What is clear is that local officials had been complaining as early as four years ago that not enough funds were being devoted to hurricane protection. Federal officials knew of the danger, but little was done. The last paragraph of the FactCheck.org analysis is especially chilling:
Whether or not a breach” was “anticipated,” the fact is that many individuals have been warning for decades about the threat of flooding that a hurricane could pose to a set below sea level and sandwiched between major waterways. A Federal Emergency Management Agency (FEMA) report from before September 11, 2001 detailed the three most likely catastrophic disasters that could happen in the United States: a terrorist attack in New York, a strong earthquake in San Francisco, and a hurricane strike in New Orleans. In 2002, New Orleans officials held the simulation of what would happen in a category 5 storm. Walter Maestri, the emergency coordinator of Jefferson Parish in New Orleans, recounted the outcome to PBS’ NOW With Bill Moyers:
Maestri, September 2002: Well, when the exercise was completed it was evidence that we were going to lose a lot of people. We changed the name of the [simulated] storm from Delaney to K-Y-A-G-B… kiss your ass goodbye… because anybody who was here as that category five storm came across… was gone.

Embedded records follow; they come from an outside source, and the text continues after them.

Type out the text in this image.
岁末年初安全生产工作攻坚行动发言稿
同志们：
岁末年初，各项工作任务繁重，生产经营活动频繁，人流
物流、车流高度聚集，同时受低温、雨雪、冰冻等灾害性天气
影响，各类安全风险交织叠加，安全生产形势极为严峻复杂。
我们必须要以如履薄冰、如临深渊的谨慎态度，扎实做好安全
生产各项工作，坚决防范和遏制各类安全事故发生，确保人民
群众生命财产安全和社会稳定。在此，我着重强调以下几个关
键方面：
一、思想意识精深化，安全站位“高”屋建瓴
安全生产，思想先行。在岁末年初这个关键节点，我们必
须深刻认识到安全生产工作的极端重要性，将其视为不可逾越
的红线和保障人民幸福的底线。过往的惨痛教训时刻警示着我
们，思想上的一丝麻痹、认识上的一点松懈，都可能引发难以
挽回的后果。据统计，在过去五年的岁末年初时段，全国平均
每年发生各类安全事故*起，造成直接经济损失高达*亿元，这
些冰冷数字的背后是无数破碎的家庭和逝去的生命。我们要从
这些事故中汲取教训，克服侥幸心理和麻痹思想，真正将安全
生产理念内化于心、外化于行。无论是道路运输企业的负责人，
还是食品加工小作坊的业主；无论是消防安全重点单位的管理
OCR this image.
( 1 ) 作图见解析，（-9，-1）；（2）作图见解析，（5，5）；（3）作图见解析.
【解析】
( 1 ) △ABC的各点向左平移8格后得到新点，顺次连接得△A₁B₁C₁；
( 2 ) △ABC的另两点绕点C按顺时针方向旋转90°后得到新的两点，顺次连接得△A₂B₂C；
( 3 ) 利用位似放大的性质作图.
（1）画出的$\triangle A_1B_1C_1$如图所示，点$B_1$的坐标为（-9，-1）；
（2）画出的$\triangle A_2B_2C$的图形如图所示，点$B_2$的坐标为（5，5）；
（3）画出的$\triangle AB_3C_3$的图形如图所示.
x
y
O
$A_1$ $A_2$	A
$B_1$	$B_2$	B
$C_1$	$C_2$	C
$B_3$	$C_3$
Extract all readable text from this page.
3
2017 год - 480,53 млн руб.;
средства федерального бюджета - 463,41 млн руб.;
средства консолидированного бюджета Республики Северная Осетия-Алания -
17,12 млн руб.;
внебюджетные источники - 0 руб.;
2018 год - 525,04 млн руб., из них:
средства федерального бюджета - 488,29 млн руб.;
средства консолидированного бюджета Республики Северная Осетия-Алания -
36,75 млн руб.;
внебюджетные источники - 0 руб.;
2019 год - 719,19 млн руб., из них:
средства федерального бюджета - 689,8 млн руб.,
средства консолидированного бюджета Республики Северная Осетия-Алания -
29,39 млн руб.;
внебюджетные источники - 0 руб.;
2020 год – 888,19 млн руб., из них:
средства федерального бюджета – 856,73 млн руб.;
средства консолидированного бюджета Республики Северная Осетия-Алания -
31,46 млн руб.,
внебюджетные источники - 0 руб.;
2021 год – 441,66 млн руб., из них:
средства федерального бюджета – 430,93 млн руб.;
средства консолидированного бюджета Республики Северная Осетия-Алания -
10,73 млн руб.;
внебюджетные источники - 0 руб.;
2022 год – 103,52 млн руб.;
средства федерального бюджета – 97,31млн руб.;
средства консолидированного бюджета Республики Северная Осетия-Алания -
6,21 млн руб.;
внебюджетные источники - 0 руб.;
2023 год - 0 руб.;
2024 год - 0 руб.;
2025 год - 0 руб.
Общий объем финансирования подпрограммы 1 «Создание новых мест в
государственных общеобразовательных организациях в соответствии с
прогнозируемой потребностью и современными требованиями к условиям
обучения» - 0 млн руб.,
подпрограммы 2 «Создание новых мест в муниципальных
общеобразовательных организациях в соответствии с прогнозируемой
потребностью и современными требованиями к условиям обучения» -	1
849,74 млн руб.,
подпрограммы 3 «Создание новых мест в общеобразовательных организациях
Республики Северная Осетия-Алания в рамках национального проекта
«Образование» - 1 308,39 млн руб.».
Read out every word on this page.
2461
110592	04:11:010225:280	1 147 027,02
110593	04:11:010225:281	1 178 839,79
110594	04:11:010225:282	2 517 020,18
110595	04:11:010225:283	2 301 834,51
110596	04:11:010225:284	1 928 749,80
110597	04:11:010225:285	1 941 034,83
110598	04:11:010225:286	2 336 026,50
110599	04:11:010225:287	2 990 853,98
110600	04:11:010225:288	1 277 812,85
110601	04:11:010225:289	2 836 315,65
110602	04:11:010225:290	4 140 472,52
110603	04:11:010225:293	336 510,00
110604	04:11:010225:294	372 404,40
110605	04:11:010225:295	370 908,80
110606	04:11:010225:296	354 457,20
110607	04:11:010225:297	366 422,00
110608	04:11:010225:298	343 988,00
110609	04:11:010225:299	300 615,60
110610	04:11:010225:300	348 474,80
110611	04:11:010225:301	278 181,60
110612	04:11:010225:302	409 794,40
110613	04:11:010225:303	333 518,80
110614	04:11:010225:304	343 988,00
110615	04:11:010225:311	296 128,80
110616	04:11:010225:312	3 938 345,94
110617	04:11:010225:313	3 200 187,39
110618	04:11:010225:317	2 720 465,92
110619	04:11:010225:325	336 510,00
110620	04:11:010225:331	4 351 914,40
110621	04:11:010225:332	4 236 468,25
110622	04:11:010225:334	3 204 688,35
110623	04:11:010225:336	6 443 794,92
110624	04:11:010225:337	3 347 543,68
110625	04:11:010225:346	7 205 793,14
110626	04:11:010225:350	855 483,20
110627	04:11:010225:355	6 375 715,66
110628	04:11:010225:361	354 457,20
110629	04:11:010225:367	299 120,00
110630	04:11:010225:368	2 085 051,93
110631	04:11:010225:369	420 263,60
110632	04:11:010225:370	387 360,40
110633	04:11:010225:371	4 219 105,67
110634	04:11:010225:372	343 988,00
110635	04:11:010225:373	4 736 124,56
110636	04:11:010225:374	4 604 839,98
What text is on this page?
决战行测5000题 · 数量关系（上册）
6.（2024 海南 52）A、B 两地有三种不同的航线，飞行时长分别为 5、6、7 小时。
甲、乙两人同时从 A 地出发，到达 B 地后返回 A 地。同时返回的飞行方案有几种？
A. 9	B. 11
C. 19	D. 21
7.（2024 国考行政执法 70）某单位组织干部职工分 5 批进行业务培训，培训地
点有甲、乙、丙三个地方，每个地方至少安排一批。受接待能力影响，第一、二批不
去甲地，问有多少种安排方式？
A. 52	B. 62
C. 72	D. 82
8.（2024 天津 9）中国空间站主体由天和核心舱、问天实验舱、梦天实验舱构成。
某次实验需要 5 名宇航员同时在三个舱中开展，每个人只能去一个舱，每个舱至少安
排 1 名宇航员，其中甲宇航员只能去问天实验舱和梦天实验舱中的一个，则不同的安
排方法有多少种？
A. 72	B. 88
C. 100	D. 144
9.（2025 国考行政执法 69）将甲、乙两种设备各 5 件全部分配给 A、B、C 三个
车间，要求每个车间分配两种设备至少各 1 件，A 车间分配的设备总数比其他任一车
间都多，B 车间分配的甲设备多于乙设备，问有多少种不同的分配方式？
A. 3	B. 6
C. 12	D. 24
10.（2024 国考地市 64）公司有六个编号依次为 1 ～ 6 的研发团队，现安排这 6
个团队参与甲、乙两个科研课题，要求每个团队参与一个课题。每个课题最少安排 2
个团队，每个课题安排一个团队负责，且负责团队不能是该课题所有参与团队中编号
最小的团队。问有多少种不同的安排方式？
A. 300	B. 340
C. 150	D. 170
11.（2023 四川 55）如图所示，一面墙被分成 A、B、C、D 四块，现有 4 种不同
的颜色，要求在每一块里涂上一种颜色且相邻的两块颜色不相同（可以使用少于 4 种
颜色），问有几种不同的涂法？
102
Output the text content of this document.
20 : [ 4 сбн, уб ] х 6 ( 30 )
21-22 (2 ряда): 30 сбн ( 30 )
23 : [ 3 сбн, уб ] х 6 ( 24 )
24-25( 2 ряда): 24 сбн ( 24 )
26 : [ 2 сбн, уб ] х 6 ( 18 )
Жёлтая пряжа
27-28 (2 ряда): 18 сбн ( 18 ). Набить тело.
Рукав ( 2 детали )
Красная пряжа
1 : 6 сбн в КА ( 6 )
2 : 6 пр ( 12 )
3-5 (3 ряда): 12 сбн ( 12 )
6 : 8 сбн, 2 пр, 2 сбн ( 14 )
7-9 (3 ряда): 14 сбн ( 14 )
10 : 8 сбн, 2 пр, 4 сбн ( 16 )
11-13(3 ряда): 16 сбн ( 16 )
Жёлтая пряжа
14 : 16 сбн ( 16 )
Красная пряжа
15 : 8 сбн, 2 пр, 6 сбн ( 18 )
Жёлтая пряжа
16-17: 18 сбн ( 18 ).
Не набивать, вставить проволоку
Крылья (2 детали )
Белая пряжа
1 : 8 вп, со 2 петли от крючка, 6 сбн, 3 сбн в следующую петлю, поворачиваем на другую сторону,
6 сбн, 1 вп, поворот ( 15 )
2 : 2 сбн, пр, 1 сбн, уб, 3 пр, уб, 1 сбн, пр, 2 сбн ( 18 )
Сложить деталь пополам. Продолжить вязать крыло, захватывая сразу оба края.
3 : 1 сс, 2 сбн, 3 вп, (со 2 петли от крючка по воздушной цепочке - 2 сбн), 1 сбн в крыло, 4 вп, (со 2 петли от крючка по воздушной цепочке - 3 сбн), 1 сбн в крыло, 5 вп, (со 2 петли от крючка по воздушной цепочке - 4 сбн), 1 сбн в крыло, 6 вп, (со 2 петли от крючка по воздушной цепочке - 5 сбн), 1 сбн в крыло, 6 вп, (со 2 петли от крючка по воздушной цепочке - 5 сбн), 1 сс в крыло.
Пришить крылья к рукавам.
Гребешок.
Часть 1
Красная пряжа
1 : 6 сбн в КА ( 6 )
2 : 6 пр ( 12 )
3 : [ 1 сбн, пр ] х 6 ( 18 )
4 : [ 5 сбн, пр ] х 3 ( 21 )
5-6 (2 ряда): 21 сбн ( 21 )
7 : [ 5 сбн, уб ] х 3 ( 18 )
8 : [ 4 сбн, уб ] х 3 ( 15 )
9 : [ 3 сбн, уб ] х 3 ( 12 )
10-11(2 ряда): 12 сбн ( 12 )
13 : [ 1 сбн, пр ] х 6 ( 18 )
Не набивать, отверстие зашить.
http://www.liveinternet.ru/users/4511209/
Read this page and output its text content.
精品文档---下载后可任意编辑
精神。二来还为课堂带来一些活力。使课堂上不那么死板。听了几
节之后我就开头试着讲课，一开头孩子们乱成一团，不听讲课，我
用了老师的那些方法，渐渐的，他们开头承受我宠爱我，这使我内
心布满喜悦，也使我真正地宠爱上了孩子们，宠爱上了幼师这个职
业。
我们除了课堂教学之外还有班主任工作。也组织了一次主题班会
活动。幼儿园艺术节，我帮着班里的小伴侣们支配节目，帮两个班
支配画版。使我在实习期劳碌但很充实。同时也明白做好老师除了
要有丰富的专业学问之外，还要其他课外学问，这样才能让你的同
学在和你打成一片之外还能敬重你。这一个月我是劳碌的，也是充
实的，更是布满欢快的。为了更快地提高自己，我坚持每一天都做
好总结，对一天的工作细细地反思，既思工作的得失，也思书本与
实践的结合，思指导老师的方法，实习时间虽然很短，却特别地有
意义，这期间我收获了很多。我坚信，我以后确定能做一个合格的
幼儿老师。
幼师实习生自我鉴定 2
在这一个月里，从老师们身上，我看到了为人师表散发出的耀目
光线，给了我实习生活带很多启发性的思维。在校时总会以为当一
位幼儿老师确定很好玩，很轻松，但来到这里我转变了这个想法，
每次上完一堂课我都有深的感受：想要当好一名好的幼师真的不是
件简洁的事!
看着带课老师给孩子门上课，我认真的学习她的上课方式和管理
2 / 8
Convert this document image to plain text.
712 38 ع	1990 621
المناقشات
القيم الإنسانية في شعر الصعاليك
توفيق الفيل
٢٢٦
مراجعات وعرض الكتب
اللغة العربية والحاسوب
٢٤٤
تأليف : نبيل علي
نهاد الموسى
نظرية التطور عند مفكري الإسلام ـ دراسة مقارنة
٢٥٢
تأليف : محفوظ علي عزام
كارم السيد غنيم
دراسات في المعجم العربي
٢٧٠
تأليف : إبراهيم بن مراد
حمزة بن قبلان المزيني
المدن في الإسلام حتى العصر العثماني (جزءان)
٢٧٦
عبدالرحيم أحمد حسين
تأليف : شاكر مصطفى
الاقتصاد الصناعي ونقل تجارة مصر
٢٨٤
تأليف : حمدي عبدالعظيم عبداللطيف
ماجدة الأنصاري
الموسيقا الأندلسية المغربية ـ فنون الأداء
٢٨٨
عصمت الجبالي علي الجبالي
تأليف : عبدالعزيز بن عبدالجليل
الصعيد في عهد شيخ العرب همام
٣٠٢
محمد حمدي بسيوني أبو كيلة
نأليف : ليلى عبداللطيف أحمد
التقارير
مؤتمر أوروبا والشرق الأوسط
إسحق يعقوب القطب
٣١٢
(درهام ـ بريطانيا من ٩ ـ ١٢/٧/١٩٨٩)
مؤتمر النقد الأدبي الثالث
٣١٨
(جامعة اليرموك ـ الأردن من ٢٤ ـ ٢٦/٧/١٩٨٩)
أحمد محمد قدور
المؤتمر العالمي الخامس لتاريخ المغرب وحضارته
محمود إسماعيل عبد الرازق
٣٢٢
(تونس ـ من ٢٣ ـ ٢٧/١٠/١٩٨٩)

A terrorist strike in New York, a hurricane in New Orleans, and an earthquake in San Francisco — is our government trying to win the Triple Crown of disasters? This time, an entire American city was turned into a war zone. An entire urban population was thrown onto the trash heap. Do we have to wait for a third catastrophe for the people in charge to get the message?
UPDATE, 9/8/05, 12:20 a.m. EST: The Guardian points out that earlier allegations of rape have not yet been substantiated by authorities.